Hinten in der kleinen Menschentraube entdeckt Bunny Junior Poodle, einen Freund seines Vaters von der Arbeit; er wippt mit dem Fuß, wackelt mit den Hüften und zieht an einer Zigarette, die er in der hohlen Rechten hält. Poodle trägt Kopfhörer. Bunny Junior lächelt ihm zu, und Poodle zeigt ihm heimlich einen hochgestreckten Daumen. Poodle ist hager und trägt eine enge Stonewashed-Jeans (selbst zu einer Beerdigung), und auf seiner Stirn sitzt eine gelbe Lacktolle. Dadurch sieht er ein bisschen wie, na ja, ein böser Pudel aus, und Bunny Junior überlegt, was wohl zuerst da war – der Name oder die Frisur. Poodle fixiert die Möwen, schnippt dann seinen Zigarettenstummel weg und trifft eine der beiden mit frappierender Präzision seitlich am Kopf. Poodle boxt in die Luft und sagt »Ja!«, laut genug, dass sich ein paar Leute umdrehen und ihn ansehen. Seine Freundin, die irgendwas Traubenfarbenes an der Oberlippe hat, stößt Poodle den Ellbogen in die Rippen. Poodle senkt den Kopf zum Gebet. Dann zwinkert er Bunny Junior zu und verdreht die Augen, und als er lächelt, sieht er aus wie ein grinsender Hund. Von allen Freunden seines Vaters mag Bunny Junior Poodle am liebsten. Keine Frage.
Die Möwe kreischt ohrenbetäubend, pickt die Zigarette auf und fliegt mit ihrer Beute im Schnabel davon. Bunny Junior ahnt, dass das West Pier wahrscheinlich wegen eines Vorfalls wie diesem abbrannte – Mensch lässt Zigarettenstummel fallen, Möwe pickt ihn auf und hält ihn für Futter, fliegt damit zum West Pier und lässt ihn in ein Nest voller Möwenküken fallen. Das Nest im Dachstuhl des alten, verlassenen Ballsaals geht in Flammen auf, der Pier fängt Feuer und brennt ab. Bunny Junior mag den West Pier sehr, weil seine Mutter ihm zu seinem achten Geburtstag eine Sonderführung über den Pier schenkte, und danach waren sie zu Marroccos spaziert und hatten Eis gegessen. Bunny liebt den West Pier und hasst Möwen. Er findet, sie sind Mistviecher. Im weltberühmten Booth Museum an der Dyke Road stehen ein paar ausgestopfte Exemplare, und Bunny Junior hat irgendwo gelesen, dass die Möwen an der englischen Südküste besonders groß sind, vielleicht sogar die größten der Welt. Außerdem sind sie am aggressivsten. Und dann hat er sich noch gemerkt, dass Möwen beim Scheißen tatsächlich auf Menschen zielen. Das ist wirklich wahr. Und auf helle Farben wie Gelb, deshalb sieht der Punto auch immer aus wie Sau. Sein Vater hasst Möwen fast so sehr wie Bunny Junior. Sie sind fiese Krawallbrüder. Das ist eine erwiesene Tatsache.

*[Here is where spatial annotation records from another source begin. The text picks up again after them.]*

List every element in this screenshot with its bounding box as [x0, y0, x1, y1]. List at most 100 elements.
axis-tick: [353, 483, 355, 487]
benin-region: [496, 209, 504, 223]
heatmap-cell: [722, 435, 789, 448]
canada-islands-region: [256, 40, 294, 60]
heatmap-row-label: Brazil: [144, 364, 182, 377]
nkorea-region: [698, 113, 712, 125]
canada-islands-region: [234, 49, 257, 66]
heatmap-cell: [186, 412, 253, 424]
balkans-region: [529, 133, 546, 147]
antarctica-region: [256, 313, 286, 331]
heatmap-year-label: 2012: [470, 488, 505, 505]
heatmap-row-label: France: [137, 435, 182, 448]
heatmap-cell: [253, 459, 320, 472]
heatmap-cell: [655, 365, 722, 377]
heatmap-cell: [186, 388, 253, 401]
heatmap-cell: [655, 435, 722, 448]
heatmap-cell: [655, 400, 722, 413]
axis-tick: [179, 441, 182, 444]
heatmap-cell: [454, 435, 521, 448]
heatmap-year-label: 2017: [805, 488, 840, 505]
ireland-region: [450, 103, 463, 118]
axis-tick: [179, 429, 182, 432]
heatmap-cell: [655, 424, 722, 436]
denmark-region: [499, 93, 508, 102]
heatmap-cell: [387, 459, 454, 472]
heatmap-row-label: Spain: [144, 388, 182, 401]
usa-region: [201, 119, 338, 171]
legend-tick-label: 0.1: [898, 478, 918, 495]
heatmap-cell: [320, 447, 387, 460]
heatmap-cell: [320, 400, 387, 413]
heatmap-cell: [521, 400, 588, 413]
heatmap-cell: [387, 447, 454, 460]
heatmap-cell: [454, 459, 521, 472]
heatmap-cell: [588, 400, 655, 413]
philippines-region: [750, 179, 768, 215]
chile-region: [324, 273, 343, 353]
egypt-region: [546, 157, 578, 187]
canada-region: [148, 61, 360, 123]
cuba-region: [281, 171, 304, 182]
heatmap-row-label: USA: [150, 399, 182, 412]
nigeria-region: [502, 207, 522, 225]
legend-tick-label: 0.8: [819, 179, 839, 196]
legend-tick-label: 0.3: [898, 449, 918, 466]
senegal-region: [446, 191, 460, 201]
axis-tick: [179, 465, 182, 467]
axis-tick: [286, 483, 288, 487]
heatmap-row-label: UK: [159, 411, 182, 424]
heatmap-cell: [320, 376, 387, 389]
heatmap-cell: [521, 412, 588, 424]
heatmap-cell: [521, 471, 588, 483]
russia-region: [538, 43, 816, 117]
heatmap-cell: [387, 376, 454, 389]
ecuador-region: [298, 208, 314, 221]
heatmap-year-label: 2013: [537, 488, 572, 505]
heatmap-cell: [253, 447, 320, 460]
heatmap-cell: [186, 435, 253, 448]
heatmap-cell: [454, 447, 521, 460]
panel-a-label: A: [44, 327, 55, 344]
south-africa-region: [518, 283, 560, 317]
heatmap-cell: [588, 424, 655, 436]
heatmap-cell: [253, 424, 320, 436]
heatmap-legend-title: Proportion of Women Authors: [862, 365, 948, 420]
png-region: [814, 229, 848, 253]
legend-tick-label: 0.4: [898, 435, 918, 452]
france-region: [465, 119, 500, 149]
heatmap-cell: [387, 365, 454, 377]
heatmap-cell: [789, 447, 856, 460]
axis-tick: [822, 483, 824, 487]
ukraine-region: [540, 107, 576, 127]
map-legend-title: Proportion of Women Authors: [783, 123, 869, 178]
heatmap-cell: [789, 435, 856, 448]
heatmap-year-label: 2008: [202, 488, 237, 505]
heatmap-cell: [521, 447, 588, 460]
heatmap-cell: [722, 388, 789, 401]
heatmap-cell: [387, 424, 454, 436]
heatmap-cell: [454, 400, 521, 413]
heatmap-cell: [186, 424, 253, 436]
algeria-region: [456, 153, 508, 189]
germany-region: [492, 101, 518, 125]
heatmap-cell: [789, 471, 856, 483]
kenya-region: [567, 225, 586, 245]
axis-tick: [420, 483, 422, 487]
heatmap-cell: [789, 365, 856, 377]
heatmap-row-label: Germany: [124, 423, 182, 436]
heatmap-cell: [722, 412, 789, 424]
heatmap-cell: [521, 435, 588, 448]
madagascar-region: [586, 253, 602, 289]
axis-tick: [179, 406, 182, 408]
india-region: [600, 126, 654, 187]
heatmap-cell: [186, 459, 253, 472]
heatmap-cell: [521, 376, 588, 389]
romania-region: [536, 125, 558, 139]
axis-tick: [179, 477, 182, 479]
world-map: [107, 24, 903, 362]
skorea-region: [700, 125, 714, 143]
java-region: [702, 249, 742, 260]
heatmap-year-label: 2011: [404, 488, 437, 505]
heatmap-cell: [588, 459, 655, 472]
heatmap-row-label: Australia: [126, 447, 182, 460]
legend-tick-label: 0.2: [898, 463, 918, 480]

Bunny Junior sieht, wie der Sarg seiner Mutter in das Loch im Boden gelassen wird. Der Kasten wirkt viel zu klein. Für einen Moment glaubt Bunny Junior, dass vielleicht ein schrecklicher Fehler passiert ist und die falsche Person beerdigt wird – ein Kind vielleicht oder ein Zwerg, womöglich sogar ein Tier, ein Schäferhund oder ein Irish Setter oder so.